Friday, October 26, 2007

October Twenty-Six, A Day in the Life

Sounds around Missoula...

At the outdoor store, buying Jim his bithday present:

Late 20-something cute outdoor store, wishing he was telemarking with a hot chick with dreadlocks instead of selling me a over-priced fleece something-or-other, guy: Can I see your ID?

Me: Sure.

Guy: Oh! That's my mom's name.

Me: You mean Mignon? Wow, that's the closest I've ever come to a Mignon - this is, what, 2 degrees of separation?

Guy: Uh...

Me: Did she go by Mignon?

Guy: No, we call her Na-Ni.

Me: Oh. Wait - you call your mom Na-Ni?

Guy: No, no. I had a cousin by the same name, so the family calls my mom Na-Ni. You know, it can be confusing.

Me: Na-Ni. Huh - I guess that's kinda like Mignon.

Guy: Yeah, but, you know, I call her Mommy.

Me (and the other cute worker guy behind the counter): *blink*

Me: You, uh, well. Thank you very much.

---Later, Jim and I come home from some beers and dinner.

Quinn (as we walk in the door, running toward us sideways, butt out): Look at me! I'm Super Bum!
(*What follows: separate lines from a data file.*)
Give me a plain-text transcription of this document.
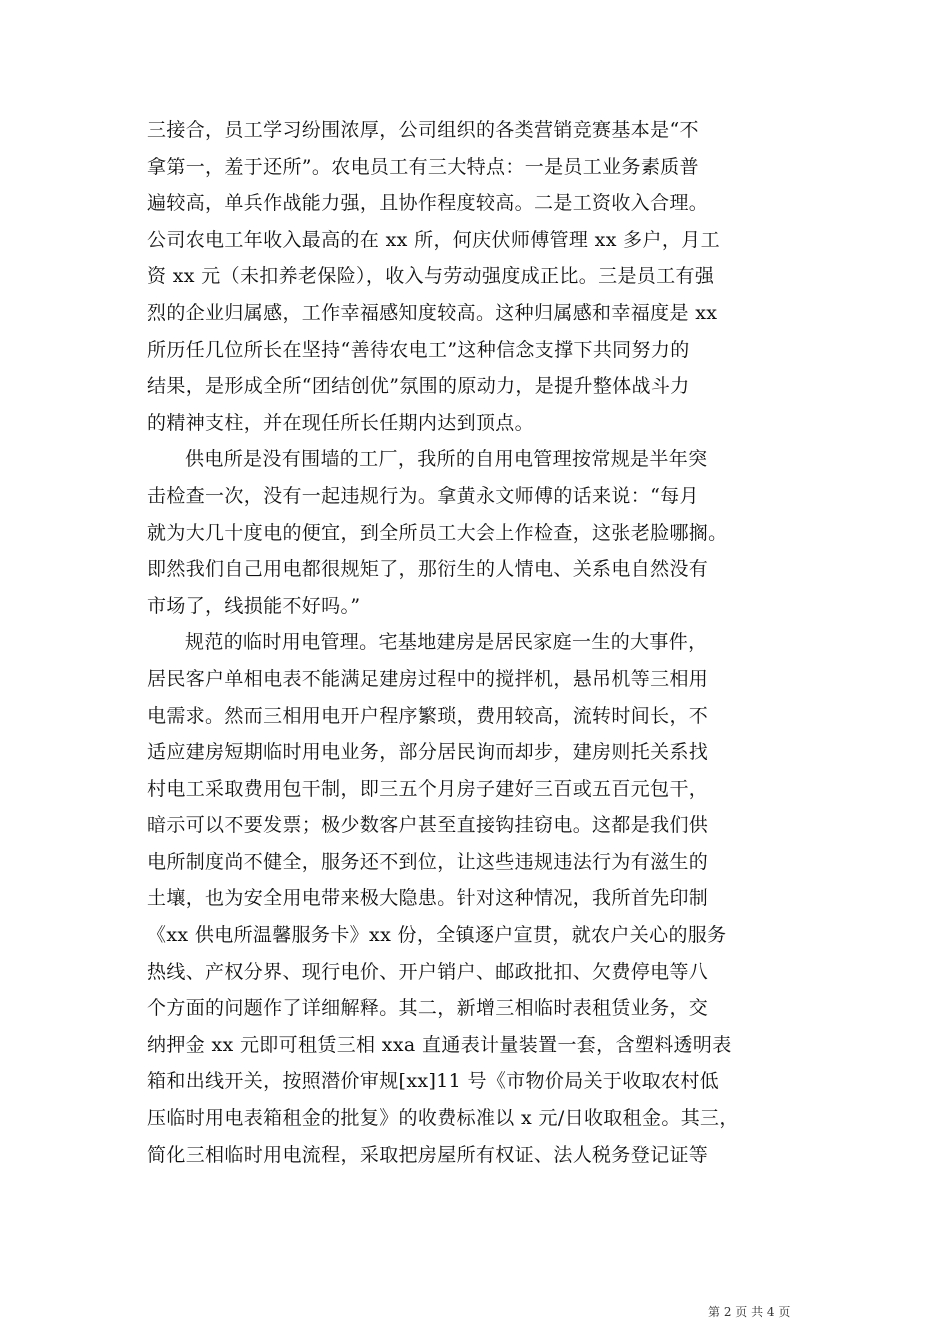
三接合，员工学习纷围浓厚，公司组织的各类营销竞赛基本是“不
拿第一，羞于还所”。农电员工有三大特点：一是员工业务素质普
遍较高，单兵作战能力强，且协作程度较高。二是工资收入合理。
公司农电工年收入最高的在 xx 所，何庆伏师傅管理 xx 多户，月工
资 xx 元（未扣养老保险），收入与劳动强度成正比。三是员工有强
烈的企业归属感，工作幸福感知度较高。这种归属感和幸福度是 xx
所历任几位所长在坚持“善待农电工”这种信念支撑下共同努力的
结果，是形成全所“团结创优”氛围的原动力，是提升整体战斗力
的精神支柱，并在现任所长任期内达到顶点。
供电所是没有围墙的工厂，我所的自用电管理按常规是半年突
击检查一次，没有一起违规行为。拿黄永文师傅的话来说：“每月
就为大几十度电的便宜，到全所员工大会上作检查，这张老脸哪搁。
即然我们自己用电都很规矩了，那衍生的人情电、关系电自然没有
市场了，线损能不好吗。”
规范的临时用电管理。宅基地建房是居民家庭一生的大事件，
居民客户单相电表不能满足建房过程中的搅拌机，悬吊机等三相用
电需求。然而三相用电开户程序繁琐，费用较高，流转时间长，不
适应建房短期临时用电业务，部分居民询而却步，建房则托关系找
村电工采取费用包干制，即三五个月房子建好三百或五百元包干，
暗示可以不要发票；极少数客户甚至直接钩挂窃电。这都是我们供
电所制度尚不健全，服务还不到位，让这些违规违法行为有滋生的
土壤，也为安全用电带来极大隐患。针对这种情况，我所首先印制
《xx 供电所温馨服务卡》xx 份，全镇逐户宣贯，就农户关心的服务
热线、产权分界、现行电价、开户销户、邮政批扣、欠费停电等八
个方面的问题作了详细解释。其二，新增三相临时表租赁业务，交
纳押金 xx 元即可租赁三相 xxa 直通表计量装置一套，含塑料透明表
箱和出线开关，按照潜价审规[xx]11 号《市物价局关于收取农村低
压临时用电表箱租金的批复》的收费标准以 x 元/日收取租金。其三，
简化三相临时用电流程，采取把房屋所有权证、法人税务登记证等
第 2 页 共 4 页
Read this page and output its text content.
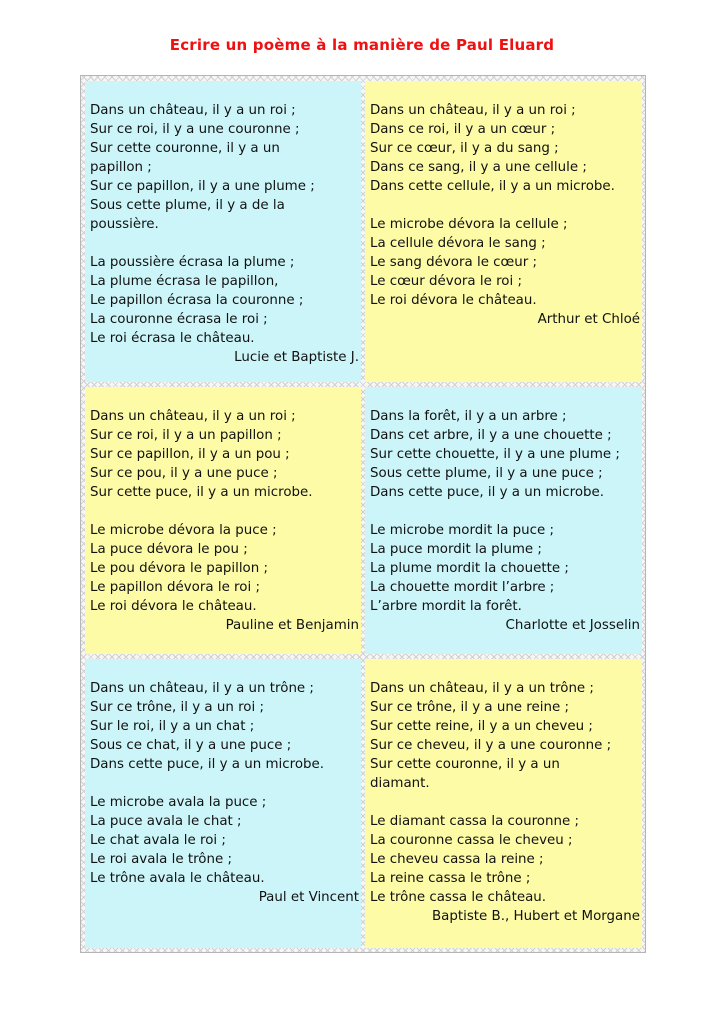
Ecrire un poème à la manière de Paul Eluard
Dans un château, il y a un roi ;
Sur ce roi, il y a une couronne ;
Sur cette couronne, il y a un
papillon ;
Sur ce papillon, il y a une plume ;
Sous cette plume, il y a de la
poussière.
La poussière écrasa la plume ;
La plume écrasa le papillon,
Le papillon écrasa la couronne ;
La couronne écrasa le roi ;
Le roi écrasa le château.
Lucie et Baptiste J.
Dans un château, il y a un roi ;
Dans ce roi, il y a un cœur ;
Sur ce cœur, il y a du sang ;
Dans ce sang, il y a une cellule ;
Dans cette cellule, il y a un microbe.
Le microbe dévora la cellule ;
La cellule dévora le sang ;
Le sang dévora le cœur ;
Le cœur dévora le roi ;
Le roi dévora le château.
Arthur et Chloé
Dans un château, il y a un roi ;
Sur ce roi, il y a un papillon ;
Sur ce papillon, il y a un pou ;
Sur ce pou, il y a une puce ;
Sur cette puce, il y a un microbe.
Le microbe dévora la puce ;
La puce dévora le pou ;
Le pou dévora le papillon ;
Le papillon dévora le roi ;
Le roi dévora le château.
Pauline et Benjamin
Dans la forêt, il y a un arbre ;
Dans cet arbre, il y a une chouette ;
Sur cette chouette, il y a une plume ;
Sous cette plume, il y a une puce ;
Dans cette puce, il y a un microbe.
Le microbe mordit la puce ;
La puce mordit la plume ;
La plume mordit la chouette ;
La chouette mordit l’arbre ;
L’arbre mordit la forêt.
Charlotte et Josselin
Dans un château, il y a un trône ;
Sur ce trône, il y a un roi ;
Sur le roi, il y a un chat ;
Sous ce chat, il y a une puce ;
Dans cette puce, il y a un microbe.
Le microbe avala la puce ;
La puce avala le chat ;
Le chat avala le roi ;
Le roi avala le trône ;
Le trône avala le château.
Paul et Vincent
Dans un château, il y a un trône ;
Sur ce trône, il y a une reine ;
Sur cette reine, il y a un cheveu ;
Sur ce cheveu, il y a une couronne ;
Sur cette couronne, il y a un
diamant.
Le diamant cassa la couronne ;
La couronne cassa le cheveu ;
Le cheveu cassa la reine ;
La reine cassa le trône ;
Le trône cassa le château.
Baptiste B., Hubert et Morgane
---Later, Jim, Babysitter/Nice Friend Girl, and I sharing a beer

Babysitter (as Jim hurriedly poors my beer into a glass): Ah man. Now she's gotta suck the head off.

Thursday, October 18, 2007

Another thing to fret about.

It's everywhere, and it's not fair. Personally? I don't know whether sports make it better or worse. I'm surprised I think this way, because I'm like some kind of sports automaton. Must play sport. Must play sport. Sport good. Must run jump hit kick throw MUST MUST MUST..... But girls in sports have to get naked in front of other girls. They wear small-ish outfits in front of stands of people. They compulsively monitor their weight and fitness level.

As soccer players, we used to mock the OCD girl who used to sit in a pool for hours and hours just kicking her legs while she held onto the wall. But we were just variations on her theme. We ate as OCD as she did. We thought as OCD as she did. We even dressed as OCD as she did, hiding our big legs and strong asses. We just pretended we were better because we were all so much bigger. She could afford to tread water for three hours and eat lettuce and low-fat Wheat Thin sandwiches. We couldn't. We had to run jump hit kick throw, etc etc. So we would HA HA THAT GIRL IS SO CRAZY!!! at her. And be secretly envious.

Whatever it takes, I will make my daughter know that she's all that, because we all are.